Wardha & Yavatmal, Maharashtra - Kamlabai Gudhe has finally made up her mind to sell the cow – a Jersey cow. "Not yet," she says, "when it's pregnant; it'll fetch me a better price then." When her husband Palasram, a four-acre farmer, committed suicide last May, Kamlabai did not expect the government to add to her burden of debt. This cow, she says, "is a huge liability for us. It's eating into our food also."

The dalit family is a beneficiary of the CM's Rs.1075-crore special package for the six suicide-prone districts of Vidarbha. She also got Rs.1 lakh in aid. But as Kamlabai admits candidly: "We had no knowledge of milking a cow. It would have been better had they given us roof." Her hut bears no roof at all.

"It would have been much better had we got money to fence our farm," says Bhaskar, her son. The wild boars and Neelguy have been causing damage to their crop. "We are already tired of that menace," he says, "and now, this cow."

"The officials insisted it's a gift from the government; the cow would add to our income," says an angry Bhaskar. He says he paid Rs.5500 to bring the cow home. The government paid the remaining 75% amount as subsidy.

"They said it will give us more than 10 litres of milk every day, it doesn't give even four," Bhaskar says. The government gave them cow feed worth Rs.2500, but he complains it's of substandard quality, a fact, officials also acknowledge.

Lonsawali village, 25 km from Wardha town, is abuzz with the cow stories. A frail Kamlabai looks bewildered at this new family member on her farm.

After the demise of her husband Palasram in May 2006, Kamlabai took ill with chikungunya. "All of us were down with fever for a month, and we could not feed the cow, so I gave it to my sister to look after it," she says.

"We've to spend minimum Rs.80 to feed it daily. I've to tend to it for the whole day, so I lose my labour wages. Where's the money? How do we feed it when we are going hungry every day?" he wonders.

It's been two months now that the Gudhes are maintaining the cow. Bhaskar says, "if we are unable to sell the cow, I will leave it in the collector's house."

Cut in to Wanjri village of Yavatmal: Six out of 16 cows that came in to this village under the same package have been sold by the beneficiaries.

"It's impossible for us to maintain a buffalo," complains Ashok Manchalwar, a marginal farmer. "I sold it to recover my money," he says reluctantly.

Actually, Ashok passed on his "headache" to another farmer, chuckles Dada Rode, a dairy expert and milk collection agent in Pandharkawda.

"Giving a cow for dairy to a crisis-ridden family is disastrous; you are driving the family to a certain suicide," warns Rode, who has 25 years of experience in milk collection in Yavatmal district. He says the collection of the entire district is a little over 7,000 litres – pathetic, to say the least. "People in this region have no skill in dairy; climatic conditions are unfavourable and the people get no cooperation from the animal husbandry department," he says.

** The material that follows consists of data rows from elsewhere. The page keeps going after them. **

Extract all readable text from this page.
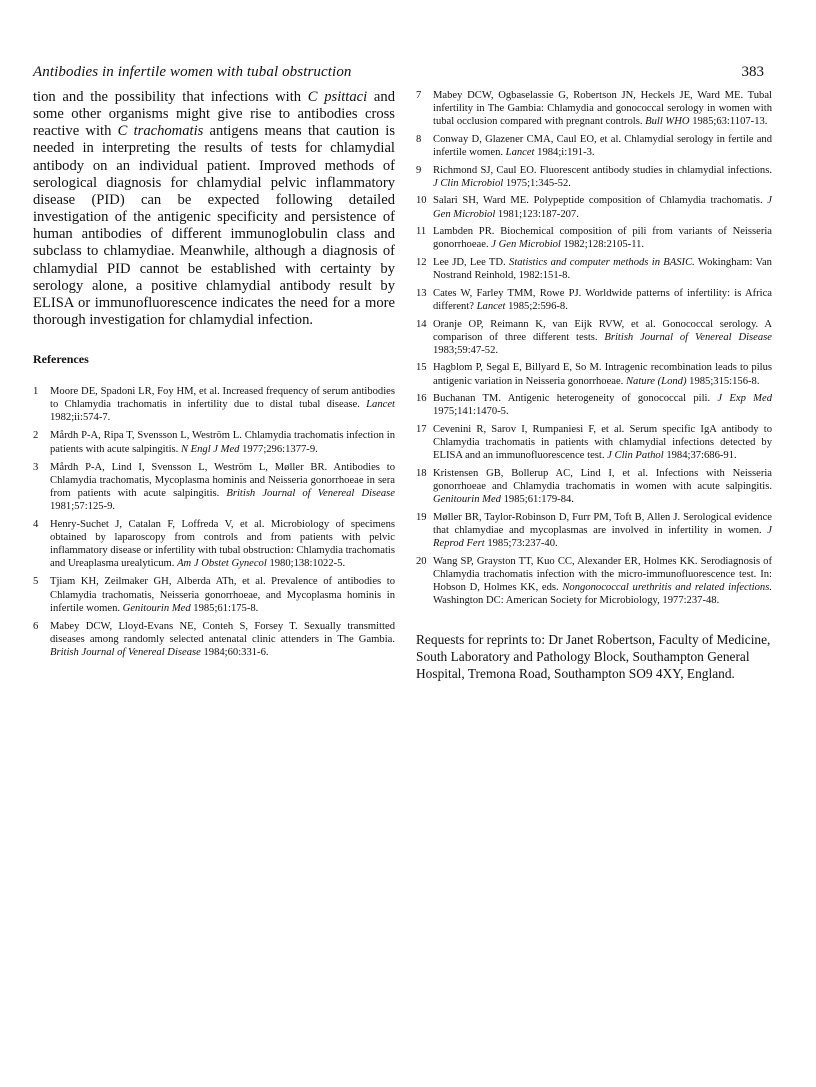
Antibodies in infertile women with tubal obstruction	383

tion and the possibility that infections with C psittaci and some other organisms might give rise to antibodies cross reactive with C trachomatis antigens means that caution is needed in interpreting the results of tests for chlamydial antibody on an individual patient. Improved methods of serological diagnosis for chlamydial pelvic inflammatory disease (PID) can be expected following detailed investigation of the antigenic specificity and persistence of human antibodies of different immunoglobulin class and subclass to chlamydiae. Meanwhile, although a diagnosis of chlamydial PID cannot be established with certainty by serology alone, a positive chlamydial antibody result by ELISA or immunofluorescence indicates the need for a more thorough investigation for chlamydial infection.

References
1 Moore DE, Spadoni LR, Foy HM, et al. Increased frequency of serum antibodies to Chlamydia trachomatis in infertility due to distal tubal disease. Lancet 1982;ii:574-7.
2 Mårdh P-A, Ripa T, Svensson L, Weström L. Chlamydia trachomatis infection in patients with acute salpingitis. N Engl J Med 1977;296:1377-9.
3 Mårdh P-A, Lind I, Svensson L, Weström L, Møller BR. Antibodies to Chlamydia trachomatis, Mycoplasma hominis and Neisseria gonorrhoeae in sera from patients with acute salpingitis. British Journal of Venereal Disease 1981;57:125-9.
4 Henry-Suchet J, Catalan F, Loffreda V, et al. Microbiology of specimens obtained by laparoscopy from controls and from patients with pelvic inflammatory disease or infertility with tubal obstruction: Chlamydia trachomatis and Ureaplasma urealyticum. Am J Obstet Gynecol 1980;138:1022-5.
5 Tjiam KH, Zeilmaker GH, Alberda ATh, et al. Prevalence of antibodies to Chlamydia trachomatis, Neisseria gonorrhoeae, and Mycoplasma hominis in infertile women. Genitourin Med 1985;61:175-8.
6 Mabey DCW, Lloyd-Evans NE, Conteh S, Forsey T. Sexually transmitted diseases among randomly selected antenatal clinic attenders in The Gambia. British Journal of Venereal Disease 1984;60:331-6.
7 Mabey DCW, Ogbaselassie G, Robertson JN, Heckels JE, Ward ME. Tubal infertility in The Gambia: Chlamydia and gonococcal serology in women with tubal occlusion compared with pregnant controls. Bull WHO 1985;63:1107-13.
8 Conway D, Glazener CMA, Caul EO, et al. Chlamydial serology in fertile and infertile women. Lancet 1984;i:191-3.
9 Richmond SJ, Caul EO. Fluorescent antibody studies in chlamydial infections. J Clin Microbiol 1975;1:345-52.
10 Salari SH, Ward ME. Polypeptide composition of Chlamydia trachomatis. J Gen Microbiol 1981;123:187-207.
11 Lambden PR. Biochemical composition of pili from variants of Neisseria gonorrhoeae. J Gen Microbiol 1982;128:2105-11.
12 Lee JD, Lee TD. Statistics and computer methods in BASIC. Wokingham: Van Nostrand Reinhold, 1982:151-8.
13 Cates W, Farley TMM, Rowe PJ. Worldwide patterns of infertility: is Africa different? Lancet 1985;2:596-8.
14 Oranje OP, Reimann K, van Eijk RVW, et al. Gonococcal serology. A comparison of three different tests. British Journal of Venereal Disease 1983;59:47-52.
15 Hagblom P, Segal E, Billyard E, So M. Intragenic recombination leads to pilus antigenic variation in Neisseria gonorrhoeae. Nature (Lond) 1985;315:156-8.
16 Buchanan TM. Antigenic heterogeneity of gonococcal pili. J Exp Med 1975;141:1470-5.
17 Cevenini R, Sarov I, Rumpaniesi F, et al. Serum specific IgA antibody to Chlamydia trachomatis in patients with chlamydial infections detected by ELISA and an immunofluorescence test. J Clin Pathol 1984;37:686-91.
18 Kristensen GB, Bollerup AC, Lind I, et al. Infections with Neisseria gonorrhoeae and Chlamydia trachomatis in women with acute salpingitis. Genitourin Med 1985;61:179-84.
19 Møller BR, Taylor-Robinson D, Furr PM, Toft B, Allen J. Serological evidence that chlamydiae and mycoplasmas are involved in infertility in women. J Reprod Fert 1985;73:237-40.
20 Wang SP, Grayston TT, Kuo CC, Alexander ER, Holmes KK. Serodiagnosis of Chlamydia trachomatis infection with the micro-immunofluorescence test. In: Hobson D, Holmes KK, eds. Nongonococcal urethritis and related infections. Washington DC: American Society for Microbiology, 1977:237-48.

Requests for reprints to: Dr Janet Robertson, Faculty of Medicine, South Laboratory and Pathology Block, Southampton General Hospital, Tremona Road, Southampton SO9 4XY, England.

The government's door-to-door survey of the 17.64 lakh distress-ridden rural households in the six crisis districts found that nearly 4.5 lakh households are in acute distress, while another 9.15 lakh households are in moderate crisis.

"In such a situation, giving cows is like giving a suicide pill to farmers," feels Rode. He points out the two previous experiences of promoting dairy failed miserably in Vidarbha. One reason for that is lack of feed. "With cotton cash crop eating into the area of food crops like Jowar, we lost the cattle feed."

Compare the statistics with western Maharashtra.

The total milk collection in all 11 districts of Vidarbha does not exceed 50,000 litres a day. That's nothing, say the dairy officials in Nagpur. The 14 districts of western and northern Maharashtra collect between 60 lakh and 1 crore litres of milk every day throughout the year. The estimated economy of milk and milk products in those districts is pegged at close to Rs 10,000 crore annually.

Says Sudhir Kumar Goyal: "We have given three options to the beneficiaries." Hybrid cows, buffaloes and desi cows. "We are looking at it through groups, mostly the self-help-groups," says the divisional commissioner.

But Goyal admits to the failure of the programme, a reason why the scheme is on the hold for now. So far, about 3000 milch cows have been distributed from the CM's package. "We've to distribute 10,000 in the current fiscal," he quips.

Add to that the PM package provision for a thousand cows in each of the six districts a year, and for the next three years. That's 18,000 cows.

"Dairy won't work in this region, we'd said it when the packages were announced," points out Vijay Jawandhia, a farmers' leader.

"Give a cow and a buffalo to those benefiting from the sixth pay commission, they'll understand our problem," demands Ravindra Gaurkar sarcastically. In Wanjri, he's another harangued beneficiary about to sell the princely prize.